Andy Belmont (2003-02-17)
Here we are at the start of another great season for the ARCA RE/MAX Series. The 51st circuit will see us again reach new heights. Daytona has come and gone with our event being a great race for the fans. Passing, big packs and a winner from the youth movement. It's great to see these kids who are on the fast track up the ladder win early in their career's.
This poses the question for me as we head to Atlanta. Here we see more entries and media releases about "first ever try" or trying to make it. This is puzzling at best. ATLANTA is the fastest place we go! ONE full mile shorter than Daytona, completely narrower and G-loads much higher. At what point do we look inside ourselves and say "okay we appreciate your wanting to race with us, but how about a short track?" We keep seeing new faces come out of the woodwork to race for glory and fame at the superspeedways. When are these people ever going to get experience at Salem? That's right Salem. Winchester. Show me you can drive that bad boy in on the outside around the top at Salem and stand in the gas, with car control. Earn some respect from Jason, Frank and Billy in traffic at Toledo.
All of today's wannabe's are forgetting some pretty simple basics. You have to have some idea of what you are doing! Why does Frank Kimmel win all the time? Okay, part of it is funding with Larry Clement and Advance/Pork's check book. Part of it is a great race team that communicates well, that took years of development. How about the most important part? Frank Kimmel learned to race at Louisville. Raced and won on short tracks. Frank is a great race car driver.

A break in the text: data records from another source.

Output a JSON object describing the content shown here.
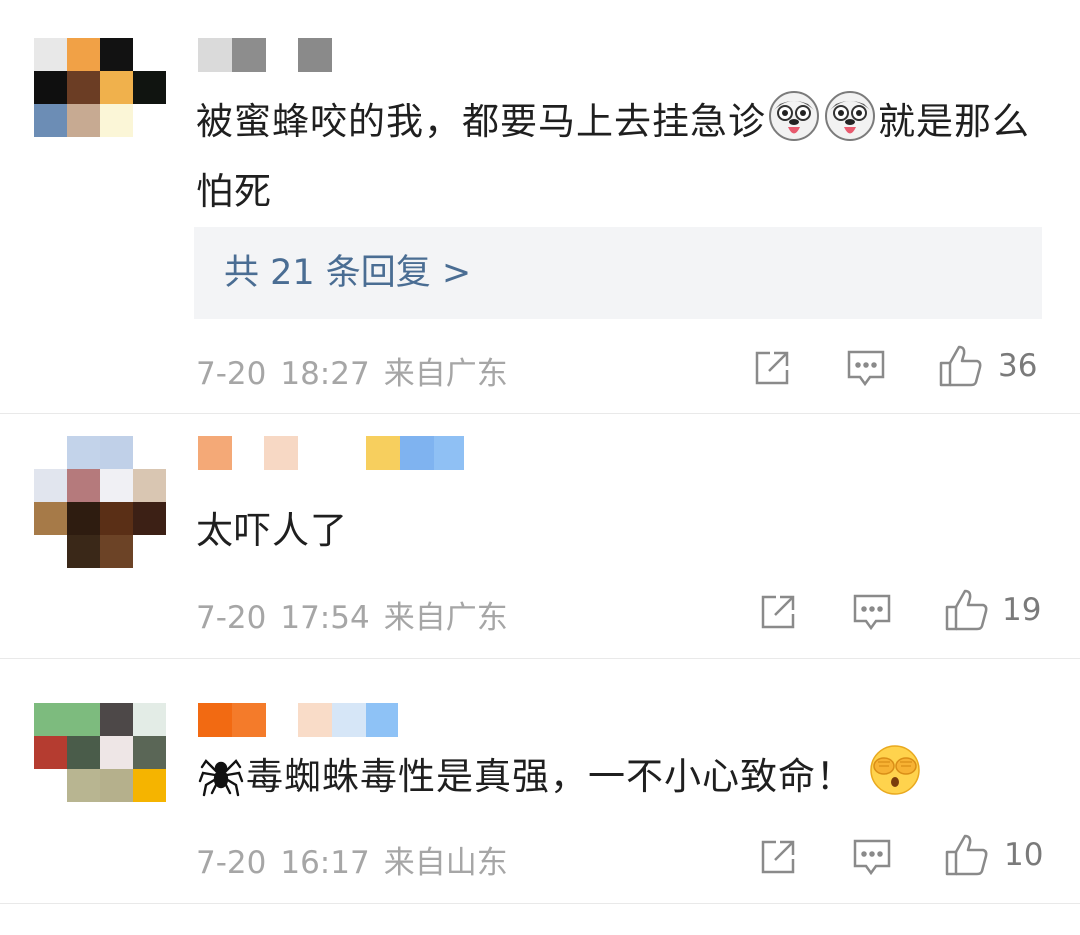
{
  "colors": {
    "link": "#4a6d93",
    "meta": "#a6a6a6",
    "divider": "#e9e9e9",
    "reply_bg": "#f3f4f6"
  },
  "comments": [
    {
      "text_before": "被蜜蜂咬的我，都要马上去挂急诊",
      "emojis_mid": [
        "husky-emoji",
        "husky-emoji"
      ],
      "text_after": "就是那么怕死",
      "replies_label": "共 21 条回复 >",
      "date": "7-20",
      "time": "18:27",
      "location": "来自广东",
      "likes": "36"
    },
    {
      "text": "太吓人了",
      "date": "7-20",
      "time": "17:54",
      "location": "来自广东",
      "likes": "19"
    },
    {
      "emoji_before": "spider-emoji",
      "text": "毒蜘蛛毒性是真强，一不小心致命！",
      "emoji_after": "covering-eyes-emoji",
      "date": "7-20",
      "time": "16:17",
      "location": "来自山东",
      "likes": "10"
    }
  ]
}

Jeff Gordon, Dale, Jr., Lajoie, The Green's, the list goes on and on. They had lots of experience on short tracks, in many different kinds of cars when they made the jump. Lap time, lap time and some more lap time. Years of lap time.
Somehow, I can't get it through my thick skull that driving a legends car one season (and having no idea what the difference is from an open end to a box end on a combination wrench) makes you qualified to run a half dozen races in a late model somewhere, go to a driving school and then jump to a 750 Horsepower, aerodynamically sound stock car capable of going 185MPH at Atlanta. Frankly, it's pretty scary for those of us who have half an idea of what we are doing, to think we are out there at this level with some who just may not belong there. Until you get some experience, "us idiots wont race with you." That by the way IS a quote from a rookie.

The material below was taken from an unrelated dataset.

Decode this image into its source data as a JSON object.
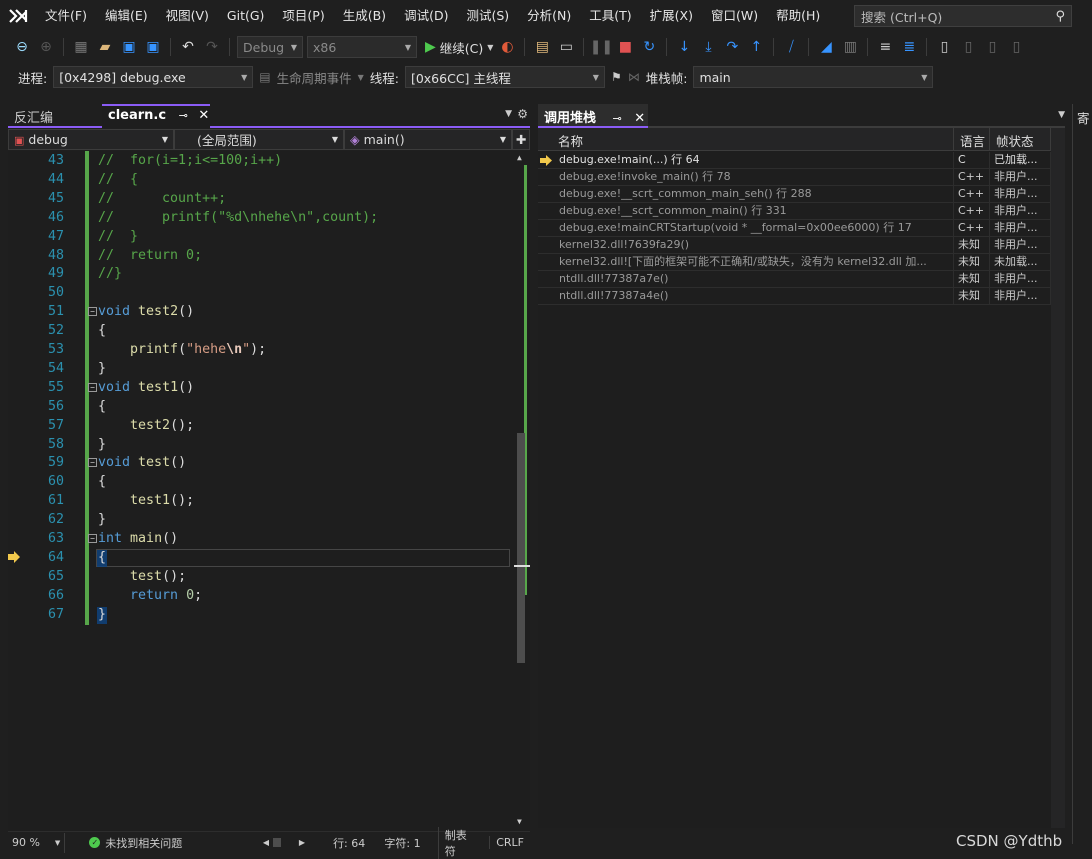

Whatever happened to the "learning curve?" Today, the new millennium race driver needs an 8 X 10 studio glossy, a Dale Carnegie course in speaking and a brief case full of green stamps. Never mind that driving part, we can teach that! We will put lights on the dash so you don't need to know what the lights around the speedway are. You can be color blind and not need look at the flag stand. We will give you a radio and walk you through it!
Last week at Daytona we raced with a car whose driver made the 500. That car couldn't go straight down the straight-away in the ARCA race for 200 miles. It hit everything but the flag stand. The car looked like it had raced at Salem. But the credentials are there. Name and checkbook, seems like enough to me.